At the Morrisville home Rivera shared with their mother, he gave Clark-Valle conflicting stories, authorities said. First, he said Clark had gotten sick suddenly and died, then he changed the story and told his brother she had suffered a heart attack and had been admitted to a hospital in Frankford, according to the affidavit.

Unable to find any trace of his mother at area hospitals or wrestle any more information from his brother, Clark-Valle called the police.

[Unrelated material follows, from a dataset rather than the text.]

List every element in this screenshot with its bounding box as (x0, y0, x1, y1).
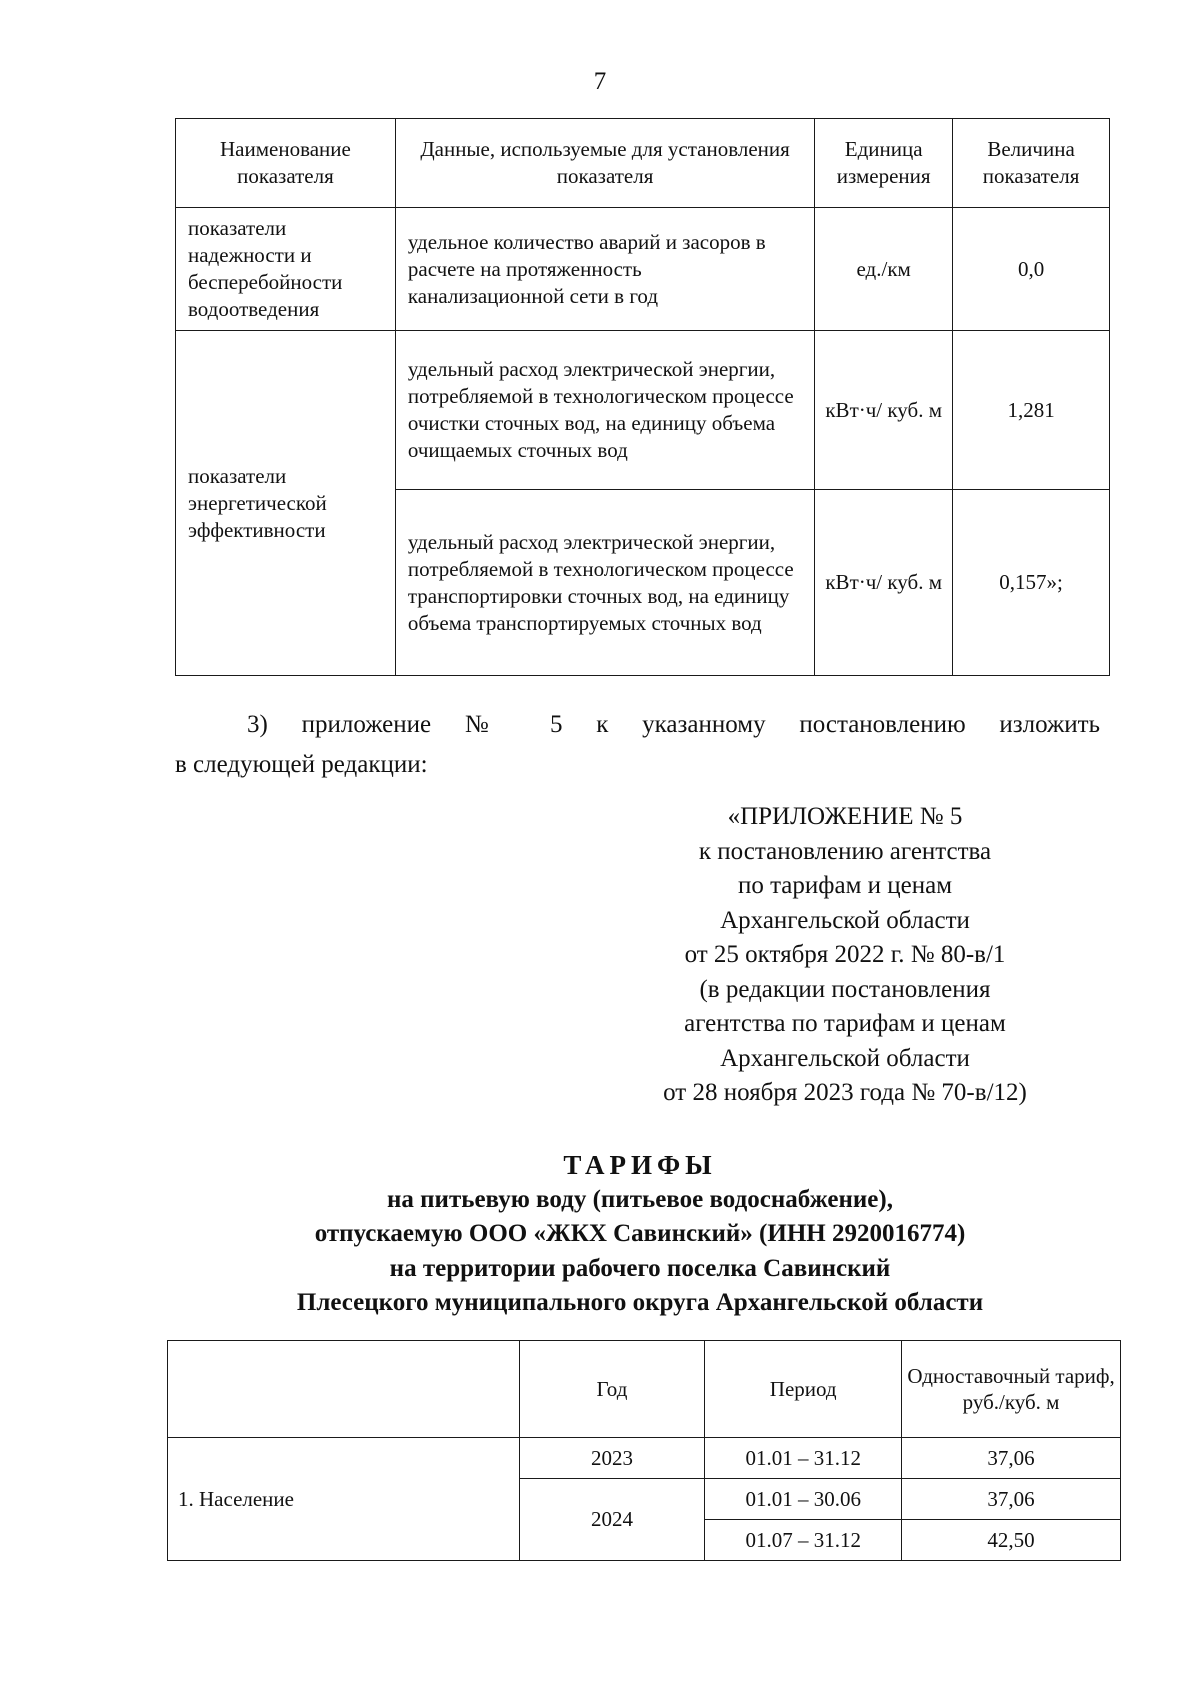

He told police it was not like his mother to not contact him, especially on that day, which was her birthday, the affidavit said. He also said his mother has diabetes and mobility issues that prevent her from travelling far on her own. She stopped driving a year earlier after suffering a stroke.

Detectives responding to Clark-Valle’s call interviewed Rivera, who said his mother was gone when he woke up that morning. Her car keys were still in the home. But Rivera told the detectives he wasn’t sure whether his mother was OK, despite what he had initially told his brother.

While searching Clark’s home, detectives found two Glock 9mm handguns, both with receipts indicating that they had been purchased by Rivera, the affidavit said. They also found a receipt from Home Depot for two padlocks, only one of which was in the house.

Vislosky held Rivera for court on all charges. He is scheduled to be arraigned before a county judge on Oct. 27.